“我以为你知道他剩两张牌。”
“他把牌握的死死的,像看着他媳妇一样严谨,我到哪里去看他手里剩多少张牌。”
“老杨!你可也是,在家看着你媳妇也就罢了,怎么打个不耍钱的扑克你也把牌捂登登的,是不是平时养成习惯了。”
“咱们打扑克别扯别的好不好?这和我媳妇有啥关系?再说我什么时候看着我媳妇了?”
“你年轻的时候没看着你媳妇?生怕她跟人跑了。”
这话是怎么从打扑克转移到别人媳妇身上的?
“请问几位老师傅,哪位是唐师傅和赵师傅。”
瞪眼珠的老者斜着眼睛看了白峰一眼:“你找唐师傅和赵师傅?我对面那个傻了吧唧的家伙姓赵,不知道是不是你要找的赵师傅?”
小平头老者笑眯眯道:“巧了!我对面那老东西姓唐,你要找的是不是他?”
那个看着老婆的老者无语了:“我说你俩闹腾了一辈子,能不能消停点?你们俩就像那猫和狗似的,一见面就顶牛还非爱往一起凑付,你们俩黑马白鼻梁子,什么玩意儿!”
打扑克四个老头,只有一个自始至终都没有说话。
“下面玻璃厂传达室里一个老师傅,说唐师傅和赵师傅天天在小店门口下棋,想必就是您二位吧?”

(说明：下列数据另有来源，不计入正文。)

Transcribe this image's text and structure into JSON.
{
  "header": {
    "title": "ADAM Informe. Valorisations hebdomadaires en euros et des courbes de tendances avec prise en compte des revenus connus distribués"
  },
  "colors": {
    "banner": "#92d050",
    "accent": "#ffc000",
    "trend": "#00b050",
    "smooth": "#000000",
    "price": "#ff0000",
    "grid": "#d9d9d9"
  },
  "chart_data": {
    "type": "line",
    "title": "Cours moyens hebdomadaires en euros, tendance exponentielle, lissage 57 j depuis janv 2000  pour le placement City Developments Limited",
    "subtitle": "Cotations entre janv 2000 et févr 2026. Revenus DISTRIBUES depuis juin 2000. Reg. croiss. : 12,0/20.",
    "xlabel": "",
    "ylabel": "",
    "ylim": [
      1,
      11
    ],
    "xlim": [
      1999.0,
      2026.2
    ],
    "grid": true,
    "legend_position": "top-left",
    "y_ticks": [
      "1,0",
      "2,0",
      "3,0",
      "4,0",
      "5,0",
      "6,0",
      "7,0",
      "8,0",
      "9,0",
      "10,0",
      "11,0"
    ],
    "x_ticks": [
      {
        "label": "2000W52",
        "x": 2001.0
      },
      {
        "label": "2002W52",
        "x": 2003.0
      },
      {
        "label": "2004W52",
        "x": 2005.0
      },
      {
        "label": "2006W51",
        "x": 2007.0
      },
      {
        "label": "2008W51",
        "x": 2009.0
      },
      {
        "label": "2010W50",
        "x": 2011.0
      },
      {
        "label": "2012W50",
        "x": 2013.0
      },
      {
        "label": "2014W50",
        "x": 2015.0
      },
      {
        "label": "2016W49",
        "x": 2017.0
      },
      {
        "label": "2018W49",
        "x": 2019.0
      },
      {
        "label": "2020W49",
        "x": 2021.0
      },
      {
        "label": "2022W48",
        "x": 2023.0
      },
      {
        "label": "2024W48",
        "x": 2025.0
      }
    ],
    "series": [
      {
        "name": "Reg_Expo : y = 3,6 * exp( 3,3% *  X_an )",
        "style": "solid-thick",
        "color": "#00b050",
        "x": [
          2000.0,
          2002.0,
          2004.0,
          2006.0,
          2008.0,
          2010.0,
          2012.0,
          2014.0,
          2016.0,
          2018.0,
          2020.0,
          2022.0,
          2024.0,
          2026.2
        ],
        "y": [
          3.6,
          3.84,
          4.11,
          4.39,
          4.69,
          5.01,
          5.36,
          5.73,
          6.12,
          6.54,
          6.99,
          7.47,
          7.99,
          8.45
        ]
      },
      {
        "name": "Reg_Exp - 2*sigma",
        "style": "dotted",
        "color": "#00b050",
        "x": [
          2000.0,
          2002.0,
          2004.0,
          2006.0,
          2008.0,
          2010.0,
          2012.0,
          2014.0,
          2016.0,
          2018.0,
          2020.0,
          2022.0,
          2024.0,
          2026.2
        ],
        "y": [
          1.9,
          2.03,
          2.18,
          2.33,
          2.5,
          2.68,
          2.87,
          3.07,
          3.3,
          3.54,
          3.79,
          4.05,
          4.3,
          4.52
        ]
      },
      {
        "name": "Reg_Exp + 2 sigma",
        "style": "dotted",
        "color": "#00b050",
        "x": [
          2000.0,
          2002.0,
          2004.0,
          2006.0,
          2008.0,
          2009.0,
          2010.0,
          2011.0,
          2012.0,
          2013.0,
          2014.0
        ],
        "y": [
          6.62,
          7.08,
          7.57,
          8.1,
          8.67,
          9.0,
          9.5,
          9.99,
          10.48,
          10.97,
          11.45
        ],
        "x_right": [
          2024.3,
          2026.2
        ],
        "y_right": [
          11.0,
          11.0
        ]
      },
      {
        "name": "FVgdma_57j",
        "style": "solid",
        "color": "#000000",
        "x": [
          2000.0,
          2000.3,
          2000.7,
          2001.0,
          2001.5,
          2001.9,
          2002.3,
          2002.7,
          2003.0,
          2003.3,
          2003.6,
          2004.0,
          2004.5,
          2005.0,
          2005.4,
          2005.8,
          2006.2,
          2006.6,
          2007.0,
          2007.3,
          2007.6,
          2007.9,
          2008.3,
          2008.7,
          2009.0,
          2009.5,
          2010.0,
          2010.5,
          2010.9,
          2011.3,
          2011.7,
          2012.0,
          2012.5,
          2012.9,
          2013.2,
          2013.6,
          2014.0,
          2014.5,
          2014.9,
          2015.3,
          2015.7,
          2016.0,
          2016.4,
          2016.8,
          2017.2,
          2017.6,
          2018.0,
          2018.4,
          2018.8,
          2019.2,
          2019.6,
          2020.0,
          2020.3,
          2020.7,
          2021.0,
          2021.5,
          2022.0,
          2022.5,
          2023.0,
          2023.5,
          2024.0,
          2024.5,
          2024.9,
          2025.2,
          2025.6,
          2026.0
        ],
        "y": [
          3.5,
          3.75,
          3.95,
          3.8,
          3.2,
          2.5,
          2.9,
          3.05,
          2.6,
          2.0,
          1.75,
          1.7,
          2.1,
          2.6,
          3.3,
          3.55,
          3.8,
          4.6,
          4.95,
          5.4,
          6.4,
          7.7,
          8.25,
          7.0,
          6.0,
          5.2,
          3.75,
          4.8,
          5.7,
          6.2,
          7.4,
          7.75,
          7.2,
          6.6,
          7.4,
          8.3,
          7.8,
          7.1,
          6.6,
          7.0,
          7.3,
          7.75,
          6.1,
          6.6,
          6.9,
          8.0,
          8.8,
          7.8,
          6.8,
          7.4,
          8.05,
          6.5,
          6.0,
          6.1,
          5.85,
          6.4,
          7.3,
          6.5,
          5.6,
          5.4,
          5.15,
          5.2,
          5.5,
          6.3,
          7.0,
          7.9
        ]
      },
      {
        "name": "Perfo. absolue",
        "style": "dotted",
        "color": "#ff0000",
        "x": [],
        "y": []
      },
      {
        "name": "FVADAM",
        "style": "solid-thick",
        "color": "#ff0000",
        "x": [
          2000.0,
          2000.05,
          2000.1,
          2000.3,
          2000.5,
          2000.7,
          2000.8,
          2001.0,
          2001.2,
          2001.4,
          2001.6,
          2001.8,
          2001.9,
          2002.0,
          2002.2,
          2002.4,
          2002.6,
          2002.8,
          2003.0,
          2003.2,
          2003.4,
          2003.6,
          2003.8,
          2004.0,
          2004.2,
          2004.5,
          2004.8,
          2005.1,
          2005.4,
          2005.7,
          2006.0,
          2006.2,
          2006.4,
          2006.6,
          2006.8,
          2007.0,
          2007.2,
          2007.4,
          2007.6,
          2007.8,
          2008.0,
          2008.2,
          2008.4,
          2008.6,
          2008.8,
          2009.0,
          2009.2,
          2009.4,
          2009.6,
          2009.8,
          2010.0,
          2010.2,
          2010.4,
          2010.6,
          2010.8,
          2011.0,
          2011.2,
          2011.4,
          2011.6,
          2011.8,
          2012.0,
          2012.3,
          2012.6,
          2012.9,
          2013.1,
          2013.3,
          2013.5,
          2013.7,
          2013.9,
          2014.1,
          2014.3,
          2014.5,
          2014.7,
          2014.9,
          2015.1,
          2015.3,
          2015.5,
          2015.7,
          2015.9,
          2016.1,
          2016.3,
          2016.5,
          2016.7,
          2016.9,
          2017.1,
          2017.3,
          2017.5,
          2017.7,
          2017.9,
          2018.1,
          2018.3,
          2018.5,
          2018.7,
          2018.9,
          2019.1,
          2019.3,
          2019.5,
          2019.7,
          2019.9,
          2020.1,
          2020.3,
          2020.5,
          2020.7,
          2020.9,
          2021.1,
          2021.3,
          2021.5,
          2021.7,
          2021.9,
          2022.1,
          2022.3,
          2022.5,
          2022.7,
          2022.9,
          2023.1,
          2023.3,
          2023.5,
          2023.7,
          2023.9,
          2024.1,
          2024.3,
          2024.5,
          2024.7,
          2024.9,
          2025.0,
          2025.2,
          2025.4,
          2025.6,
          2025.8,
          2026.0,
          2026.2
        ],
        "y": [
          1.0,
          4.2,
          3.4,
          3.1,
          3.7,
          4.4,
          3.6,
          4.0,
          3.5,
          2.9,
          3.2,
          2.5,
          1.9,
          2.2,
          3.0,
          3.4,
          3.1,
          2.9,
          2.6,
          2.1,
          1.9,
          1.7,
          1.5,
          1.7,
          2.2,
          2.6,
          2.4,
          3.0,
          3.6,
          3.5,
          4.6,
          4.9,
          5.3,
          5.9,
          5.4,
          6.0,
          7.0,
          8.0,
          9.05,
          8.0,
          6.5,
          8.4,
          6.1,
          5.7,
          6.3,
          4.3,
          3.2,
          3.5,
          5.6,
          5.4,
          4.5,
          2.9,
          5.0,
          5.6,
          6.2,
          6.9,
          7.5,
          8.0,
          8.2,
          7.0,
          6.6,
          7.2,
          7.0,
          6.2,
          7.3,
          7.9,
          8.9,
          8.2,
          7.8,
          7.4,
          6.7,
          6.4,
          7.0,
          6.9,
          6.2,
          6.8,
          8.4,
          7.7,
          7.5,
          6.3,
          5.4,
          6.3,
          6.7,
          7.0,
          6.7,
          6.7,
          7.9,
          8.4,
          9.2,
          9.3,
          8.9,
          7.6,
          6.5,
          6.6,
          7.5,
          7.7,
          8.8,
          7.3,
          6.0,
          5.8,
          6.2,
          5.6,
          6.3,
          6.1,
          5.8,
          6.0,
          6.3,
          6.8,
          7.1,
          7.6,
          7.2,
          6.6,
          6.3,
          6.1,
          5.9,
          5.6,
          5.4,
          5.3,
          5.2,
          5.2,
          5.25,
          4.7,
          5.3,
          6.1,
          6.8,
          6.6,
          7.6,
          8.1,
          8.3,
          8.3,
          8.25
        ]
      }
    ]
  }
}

“这么说来应该就是我们俩了,这里可也再没别人姓唐和赵了。”
“那我找的就是您二位了。”
“找我们?你找我们干啥?”
“是这么回事儿,我是从农村来的,雾岛公社白家大队,我们大队接了三河县一批玻璃制品的活儿,就是做像花瓶一样的玻璃瓶子,它们也找过你们厂,但你们厂以忙不开为由辞了,我们大队的会计和对方是亲戚,就把这批活儿揽下来了,我们要现建一个玻璃制品厂,但我们对这一行一窍不通,所以我就来请师傅了。”
白峰一口气把话说得明明白白,一点没拐弯抹角。
唐赵二位师傅互相对视了一眼。
“你的意思是,我们就是你们要请的师傅?”
“你们厂传达室一个老师傅告诉我,您二位当初在厂子里一个管烧窑,一个管塑形,都是大拿级别的人物,让我来找您二位问问。”
“雾岛...是不是离县城很远啊?”笑眯眯赵师傅显然不太清楚雾岛在那里。
“也不算太远,七十多里地。”
“七十里地还不远?”
“你闭嘴,先问问对方情况,你先扯远近干什么!来小伙!说说你们这个玻璃制品厂。”
“我们的条件是这样的,请您二位过去做各项工作的指导,月薪是三百元,管吃住,住我们那里有旅店,您二位单独一个房间,吃饭我们那里有企业食堂,在食堂里吃饭。”
白峰没有说玻璃厂的事情,而是把待遇先讲了出来。